La bagarre è poi trascesa. Alla fine “com'è noto, solo perché delle associazioni gay hanno alzato la voce, il presidente del consiglio Enrico Letta ha revocato all’onorevole Michaela Biancofiore l’incarico”. Ci si domanda se “associazioni quali Arcigay, Arcilesbica, GayLib, Gaynet” effettivamente “abbiano interpretato i sentimenti di tutta la popolazione omosessuale italiana” E qualcuno addirittura parla di “dittatura dei gay” (Nuova Bussola Quotidiana, 7 maggio). La questione della rappresentatività c’è ed è effettivamente dimostrata anche dal caso francese. La Manif pour tous ha infatti mobilitato cittadini francesi di tutte le sensibilità o appartenenze filosofiche, religiose, politiche. E la legge “non riscontra l'unanimità tra gli omosessuali” (Zenit.org, 13 gennaio).



Diceva bene Adriano Pessina, direttore del Centro di Ateneo di Bioetica dell’Università Cattolica del Sacro Cuore: “Nel dibattito – che spesso assume i toni dello scontro – tra chi nega e chi afferma che le coppie omosessuali abbiano i medesimi diritti riconosciuti alla famiglia, il vero pericolo è la logofobia, cioè la paura di argomentare serenamente intorno a uno snodo teorico e pratico molto rilevante, sia sul piano culturale sia su quello sociale” (L'Osservatore Romano, 13 gennaio).
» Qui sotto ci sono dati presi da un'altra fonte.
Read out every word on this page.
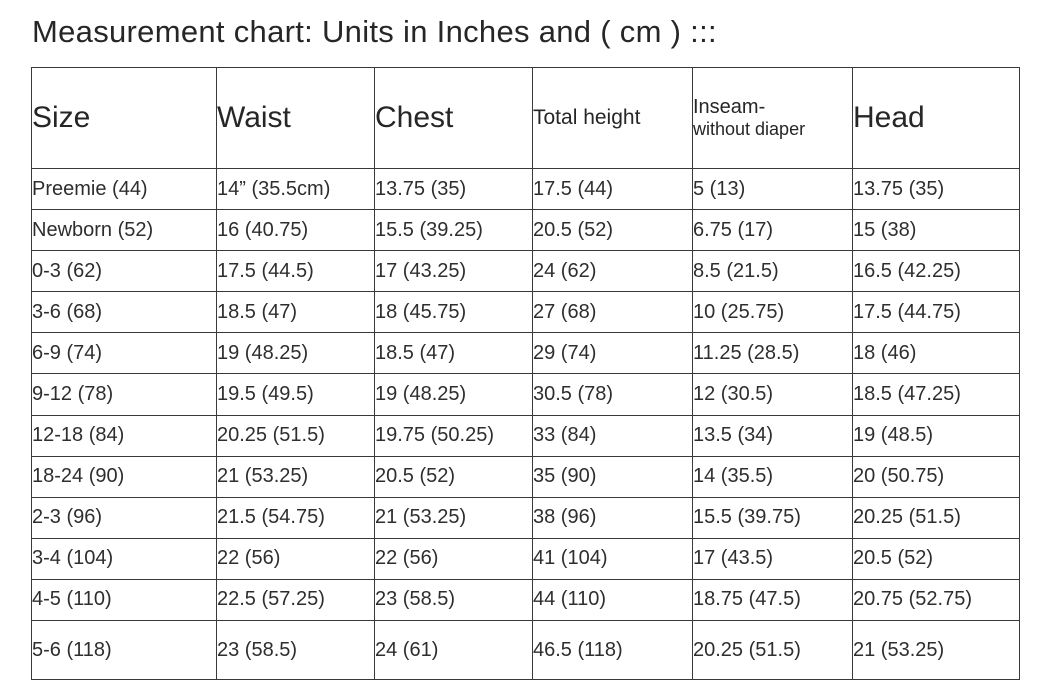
Measurement chart: Units in Inches and ( cm ) :::
Size	Waist	Chest	Total height	Inseam-
without diaper	Head
Preemie (44)	14” (35.5cm)	13.75 (35)	17.5 (44)	5 (13)	13.75 (35)
Newborn (52)	16 (40.75)	15.5 (39.25)	20.5 (52)	6.75 (17)	15 (38)
0-3 (62)	17.5 (44.5)	17 (43.25)	24 (62)	8.5 (21.5)	16.5 (42.25)
3-6 (68)	18.5 (47)	18 (45.75)	27 (68)	10 (25.75)	17.5 (44.75)
6-9 (74)	19 (48.25)	18.5 (47)	29 (74)	11.25 (28.5)	18 (46)
9-12 (78)	19.5 (49.5)	19 (48.25)	30.5 (78)	12 (30.5)	18.5 (47.25)
12-18 (84)	20.25 (51.5)	19.75 (50.25)	33 (84)	13.5 (34)	19 (48.5)
18-24 (90)	21 (53.25)	20.5 (52)	35 (90)	14 (35.5)	20 (50.75)
2-3 (96)	21.5 (54.75)	21 (53.25)	38 (96)	15.5 (39.75)	20.25 (51.5)
3-4 (104)	22 (56)	22 (56)	41 (104)	17 (43.5)	20.5 (52)
4-5 (110)	22.5 (57.25)	23 (58.5)	44 (110)	18.75 (47.5)	20.75 (52.75)
5-6 (118)	23 (58.5)	24 (61)	46.5 (118)	20.25 (51.5)	21 (53.25)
Da questo punto di vista, in Francia, il profilo scelto dalla Chiesa cattolica “la cui azione è stata decisiva per la nascita del movimento” è chiaro: essa stessa si è “mostrata preoccupata dei rischi di una deriva politicista. Ha detto il cardinale André Vingt-Trois, arcivescovo di Parigi, nel suo ultimo intervento da presidente della Conferenza episcopale francese: «Il culmine del combattimento che dobbiamo condurre non è una lotta ideologica o politica»” (Tempi.it, 28 aprile).
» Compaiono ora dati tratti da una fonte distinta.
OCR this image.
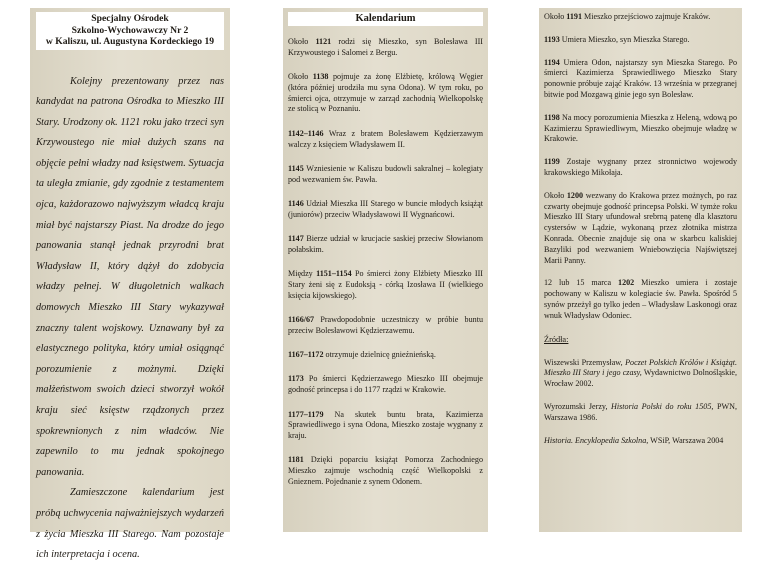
Specjalny Ośrodek
Szkolno-Wychowawczy Nr 2
w Kaliszu, ul. Augustyna Kordeckiego 19

Kolejny prezentowany przez nas kandydat na patrona Ośrodka to Mieszko III Stary. Urodzony ok. 1121 roku jako trzeci syn Krzywoustego nie miał dużych szans na objęcie pełni władzy nad księstwem. Sytuacja ta uległa zmianie, gdy zgodnie z testamentem ojca, każdorazowo najwyższym władcą kraju miał być najstarszy Piast. Na drodze do jego panowania stanął jednak przyrodni brat Władysław II, który dążył do zdobycia władzy pełnej. W długoletnich walkach domowych Mieszko III Stary wykazywał znaczny talent wojskowy. Uznawany był za elastycznego polityka, który umiał osiągnąć porozumienie z możnymi. Dzięki małżeństwom swoich dzieci stworzył wokół kraju sieć księstw rządzonych przez spokrewnionych z nim władców. Nie zapewnilo to mu jednak spokojnego panowania.

Zamieszczone kalendarium jest próbą uchwycenia najważniejszych wydarzeń z życia Mieszka III Starego. Nam pozostaje ich interpretacja i ocena.

Kalendarium
Około 1121 rodzi się Mieszko, syn Bolesława III Krzywoustego i Salomei z Bergu.
Około 1138 pojmuje za żonę Elżbietę, królową Węgier (która później urodziła mu syna Odona). W tym roku, po śmierci ojca, otrzymuje w zarząd zachodnią Wielkopolskę ze stolicą w Poznaniu.
1142–1146 Wraz z bratem Bolesławem Kędzierzawym walczy z księciem Władysławem II.
1145 Wzniesienie w Kaliszu budowli sakralnej – kolegiaty pod wezwaniem św. Pawła.
1146 Udział Mieszka III Starego w buncie młodych książąt (juniorów) przeciw Władysławowi II Wygnańcowi.
1147 Bierze udział w krucjacie saskiej przeciw Słowianom połabskim.
Między 1151–1154 Po śmierci żony Elżbiety Mieszko III Stary żeni się z Eudoksją - córką Izosława II (wielkiego księcia kijowskiego).
1166/67 Prawdopodobnie uczestniczy w próbie buntu przeciw Bolesławowi Kędzierzawemu.
1167–1172 otrzymuje dzielnicę gnieźnieńską.
1173 Po śmierci Kędzierzawego Mieszko III obejmuje godność princepsa i do 1177 rządzi w Krakowie.
1177–1179 Na skutek buntu brata, Kazimierza Sprawiedliwego i syna Odona, Mieszko zostaje wygnany z kraju.
1181 Dzięki poparciu książąt Pomorza Zachodniego Mieszko zajmuje wschodnią część Wielkopolski z Gnieznem. Pojednanie z synem Odonem.
Około 1191 Mieszko przejściowo zajmuje Kraków.
1193 Umiera Mieszko, syn Mieszka Starego.
1194 Umiera Odon, najstarszy syn Mieszka Starego. Po śmierci Kazimierza Sprawiedliwego Mieszko Stary ponownie próbuje zająć Kraków. 13 września w przegranej bitwie pod Mozgawą ginie jego syn Bolesław.
1198 Na mocy porozumienia Mieszka z Heleną, wdową po Kazimierzu Sprawiedliwym, Mieszko obejmuje władzę w Krakowie.
1199 Zostaje wygnany przez stronnictwo wojewody krakowskiego Mikołaja.
Około 1200 wezwany do Krakowa przez możnych, po raz czwarty obejmuje godność princepsa Polski. W tymże roku Mieszko III Stary ufundował srebrną patenę dla klasztoru cystersów w Lądzie, wykonaną przez złotnika mistrza Konrada. Obecnie znajduje się ona w skarbcu kaliskiej Bazyliki pod wezwaniem Wniebowzięcia Najświętszej Marii Panny.
12 lub 15 marca 1202 Mieszko umiera i zostaje pochowany w Kaliszu w kolegiacie św. Pawła. Spośród 5 synów przeżył go tylko jeden – Władysław Laskonogi oraz wnuk Władysław Odoniec.
Źródła:
Wiszewski Przemysław, Poczet Polskich Królów i Książąt. Mieszko III Stary i jego czasy, Wydawnictwo Dolnośląskie, Wrocław 2002.
Wyrozumski Jerzy, Historia Polski do roku 1505, PWN, Warszawa 1986.
Historia. Encyklopedia Szkolna, WSiP, Warszawa 2004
D’altra parte, lo stesso papa Francesco, che già da cardinale non ha fatto altro che confermare il chiaro magistero della Chiesa su questi temi, in una delle sue omelie nella celebrazione mattutina con la comunità di Santa Marta ha sottolineato che i cristiani debbono costruire ponti e non muri: “Un cristiano deve annunziare Gesù Cristo in una maniera che Gesù Cristo venga accettato, ricevuto, non rifiutato”. E ha ricordato che “Paolo non dice agli ateniesi: ‘Questa è la enciclopedia della verità. Studiate questo e avrete la verità!’. No! La verità non entra in un’enciclopedia. La verità si riceve nell’incontro” (Radio Vaticana, 8 maggio).